In other words: Be mindful and investigate your own strong reactions to see what old trauma or wound might be getting triggered before you lash out or withdraw. The questions to ask yourself, says Taylor, are: Does this response feel familiar to me from childhood or previous relationships? Where might I have learned it and what can I learn from it now? Knowing this, how do I want to respond to my partner?

For example, if one partner goes ballistic when her beloved is five minutes late, instead of screaming at him and calling a thoughtless jerk, she might stop to explore why she’s so distressed. In doing so, she may discover that her response has much less to do with her devoted and usually on-time partner than the fact that in childhood her mother never knew what time—or day—her angry alcoholic father might turn up.

When people set the intention to take responsibility for their reactivity by examining and then sharing the source of their upset with one another, their connection inevitably deepens. “Being aware,” Taylor explains, “helps foster compassion for yourself and your partner, and helps you make much better choices.”

The Key to Lasting Love

In Conscious Loving Ever After, coauthors (and husband and wife) Katie and Gay Hendricks advise partners to make the following pledge: I commit to enjoying my full capacity for love and creativity.

Often when we think about creativity, we worry that we must produce something of value—a painting, a written work, even the perfect rendition of Julia Child’s Coq au Vin recipe. But, says Katie Hendricks, this perception misses the point. True creativity is a whole mind, whole body approach to life that is playful and joyful—a way of relating with openness and curiosity to ourselves, the people we love, and the world around us.

So, you might say, that sounds nice, but what does that have to do with my relationship?
Absolutely everything, says Katie.

In Conscious Loving Ever After the Hendrickses describe how, for them and the thousands of couples they’ve coached, reconnecting with their individual creative spark has been the secret to lasting love. “When people get in deeper communication with their own individual creative essence, their relationships blossom as a direct result,” they write. What’s more, people who are alive to their inner flow become available for co-creativity. They let their experiences enrich and expand their choices, and they learn to apply the same creative energy to envisioning their relationship.

Easier said than done, because by the time we reach adulthood, most of us have lost touch with our creative spirit, says Katie. “In my family, I was the second born and my brother was always called Number One.
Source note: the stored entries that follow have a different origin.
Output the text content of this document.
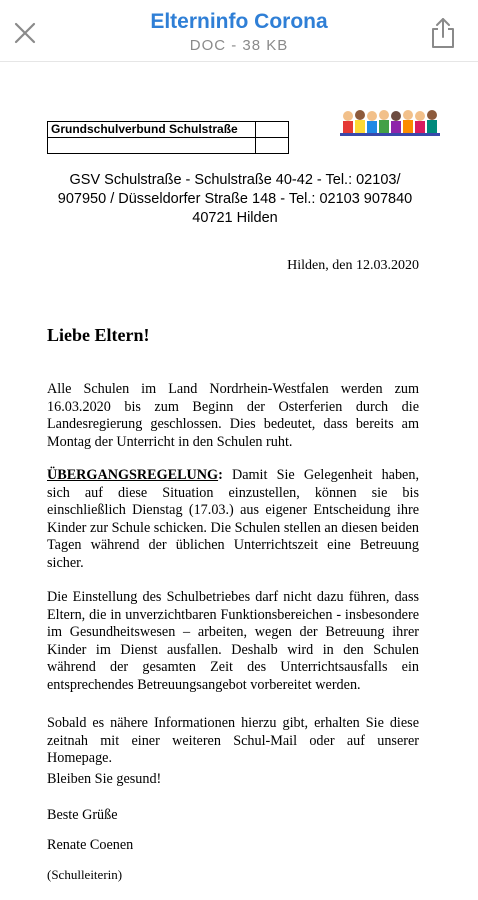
Elterninfo Corona
DOC - 38 KB
Grundschulverbund Schulstraße	

GSV Schulstraße - Schulstraße 40-42 - Tel.: 02103/ 907950 / Düsseldorfer Straße 148 - Tel.: 02103 907840 40721 Hilden
Hilden, den 12.03.2020
Liebe Eltern!
Alle Schulen im Land Nordrhein-Westfalen werden zum 16.03.2020 bis zum Beginn der Osterferien durch die Landesregierung geschlossen. Dies bedeutet, dass bereits am Montag der Unterricht in den Schulen ruht.
ÜBERGANGSREGELUNG: Damit Sie Gelegenheit haben, sich auf diese Situation einzustellen, können sie bis einschließlich Dienstag (17.03.) aus eigener Entscheidung ihre Kinder zur Schule schicken. Die Schulen stellen an diesen beiden Tagen während der üblichen Unterrichtszeit eine Betreuung sicher.
Die Einstellung des Schulbetriebes darf nicht dazu führen, dass Eltern, die in unverzichtbaren Funktionsbereichen - insbesondere im Gesundheitswesen – arbeiten, wegen der Betreuung ihrer Kinder im Dienst ausfallen. Deshalb wird in den Schulen während der gesamten Zeit des Unterrichtsausfalls ein entsprechendes Betreuungsangebot vorbereitet werden.
Sobald es nähere Informationen hierzu gibt, erhalten Sie diese zeitnah mit einer weiteren Schul-Mail oder auf unserer Homepage.
Bleiben Sie gesund!
Beste Grüße
Renate Coenen
(Schulleiterin)
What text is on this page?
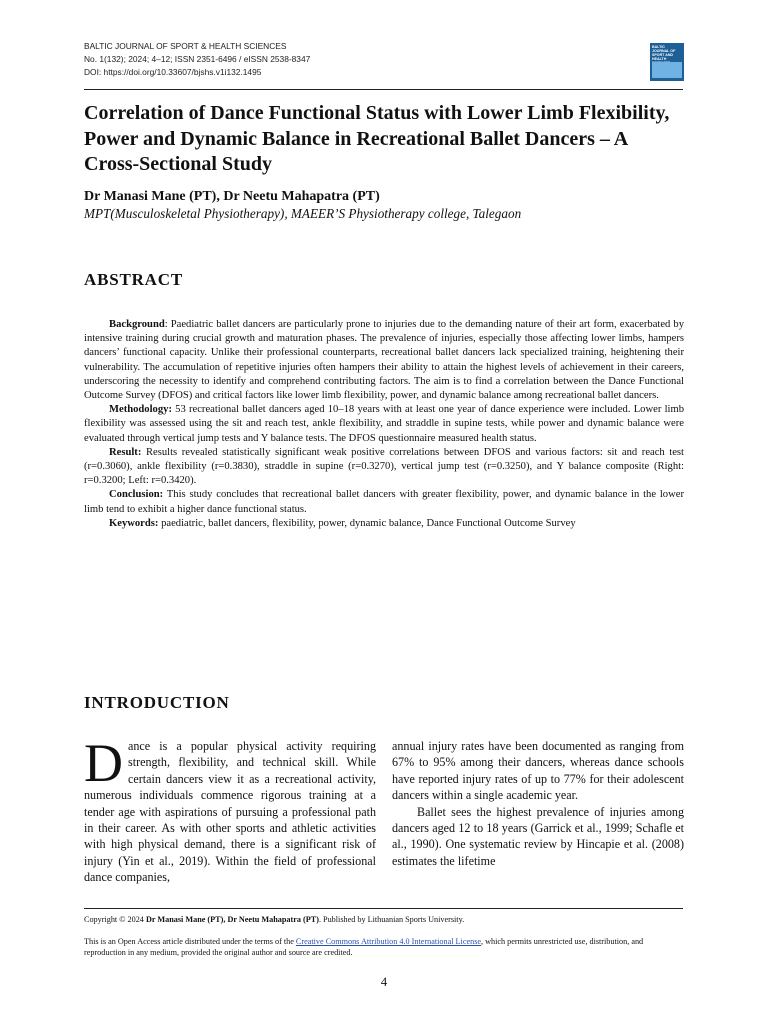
BALTIC JOURNAL OF SPORT & HEALTH SCIENCES
No. 1(132); 2024; 4–12; ISSN 2351-6496 / eISSN 2538-8347
DOI: https://doi.org/10.33607/bjshs.v1i132.1495
BALTIC JOURNAL OF SPORT AND HEALTH
Correlation of Dance Functional Status with Lower Limb Flexibility, Power and Dynamic Balance in Recreational Ballet Dancers – A Cross-Sectional Study
Dr Manasi Mane (PT), Dr Neetu Mahapatra (PT)
MPT(Musculoskeletal Physiotherapy), MAEER’S Physiotherapy college, Talegaon
ABSTRACT

Background: Paediatric ballet dancers are particularly prone to injuries due to the demanding nature of their art form, exacerbated by intensive training during crucial growth and maturation phases. The prevalence of injuries, especially those affecting lower limbs, hampers dancers’ functional capacity. Unlike their professional counterparts, recreational ballet dancers lack specialized training, heightening their vulnerability. The accumulation of repetitive injuries often hampers their ability to attain the highest levels of achievement in their careers, underscoring the necessity to identify and comprehend contributing factors. The aim is to find a correlation between the Dance Functional Outcome Survey (DFOS) and critical factors like lower limb flexibility, power, and dynamic balance among recreational ballet dancers.

Methodology: 53 recreational ballet dancers aged 10–18 years with at least one year of dance experience were included. Lower limb flexibility was assessed using the sit and reach test, ankle flexibility, and straddle in supine tests, while power and dynamic balance were evaluated through vertical jump tests and Y balance tests. The DFOS questionnaire measured health status.

Result: Results revealed statistically significant weak positive correlations between DFOS and various factors: sit and reach test (r=0.3060), ankle flexibility (r=0.3830), straddle in supine (r=0.3270), vertical jump test (r=0.3250), and Y balance composite (Right: r=0.3200; Left: r=0.3420).

Conclusion: This study concludes that recreational ballet dancers with greater flexibility, power, and dynamic balance in the lower limb tend to exhibit a higher dance functional status.

Keywords: paediatric, ballet dancers, flexibility, power, dynamic balance, Dance Functional Outcome Survey

INTRODUCTION

Dance is a popular physical activity requiring strength, flexibility, and technical skill. While certain dancers view it as a recreational activity, numerous individuals commence rigorous training at a tender age with aspirations of pursuing a professional path in their career. As with other sports and athletic activities with high physical demand, there is a significant risk of injury (Yin et al., 2019). Within the field of professional dance companies,

annual injury rates have been documented as ranging from 67% to 95% among their dancers, whereas dance schools have reported injury rates of up to 77% for their adolescent dancers within a single academic year.

Ballet sees the highest prevalence of injuries among dancers aged 12 to 18 years (Garrick et al., 1999; Schafle et al., 1990). One systematic review by Hincapie et al. (2008) estimates the lifetime

Copyright © 2024 Dr Manasi Mane (PT), Dr Neetu Mahapatra (PT). Published by Lithuanian Sports University.
This is an Open Access article distributed under the terms of the Creative Commons Attribution 4.0 International License, which permits unrestricted use, distribution, and reproduction in any medium, provided the original author and source are credited.
4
I developed this Avis persona: I’m number two and I have to try harder. And I brought that with me into my marriage with Gay. But when I made a choice to put my own creativity first, our relationship improved dramatically.
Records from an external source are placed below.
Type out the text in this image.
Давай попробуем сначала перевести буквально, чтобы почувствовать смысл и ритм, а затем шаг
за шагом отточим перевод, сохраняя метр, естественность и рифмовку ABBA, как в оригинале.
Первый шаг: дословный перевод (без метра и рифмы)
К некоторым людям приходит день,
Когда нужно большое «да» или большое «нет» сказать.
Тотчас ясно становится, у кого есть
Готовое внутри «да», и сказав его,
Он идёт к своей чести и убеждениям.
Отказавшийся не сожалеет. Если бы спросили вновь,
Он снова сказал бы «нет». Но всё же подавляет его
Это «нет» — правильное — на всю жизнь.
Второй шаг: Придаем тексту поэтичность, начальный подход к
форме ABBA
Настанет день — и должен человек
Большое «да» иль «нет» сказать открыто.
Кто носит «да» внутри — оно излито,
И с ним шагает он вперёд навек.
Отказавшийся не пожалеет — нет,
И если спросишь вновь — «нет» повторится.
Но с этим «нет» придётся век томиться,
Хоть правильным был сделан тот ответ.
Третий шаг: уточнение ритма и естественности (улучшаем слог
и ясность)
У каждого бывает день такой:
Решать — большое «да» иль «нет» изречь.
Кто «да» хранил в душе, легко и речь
“I asked myself, what is my unique genius?” Her answer came via a daily morning practice that includes journaling and movement, and is the source of new ideas and projects. But the process doesn’t stop with oneself. “You can ask the same question of your partner,” Katie says. “‘What do you want to do in the world, and how can I support you and how can you support me?’ That support is an expression of the genius of your relationship.”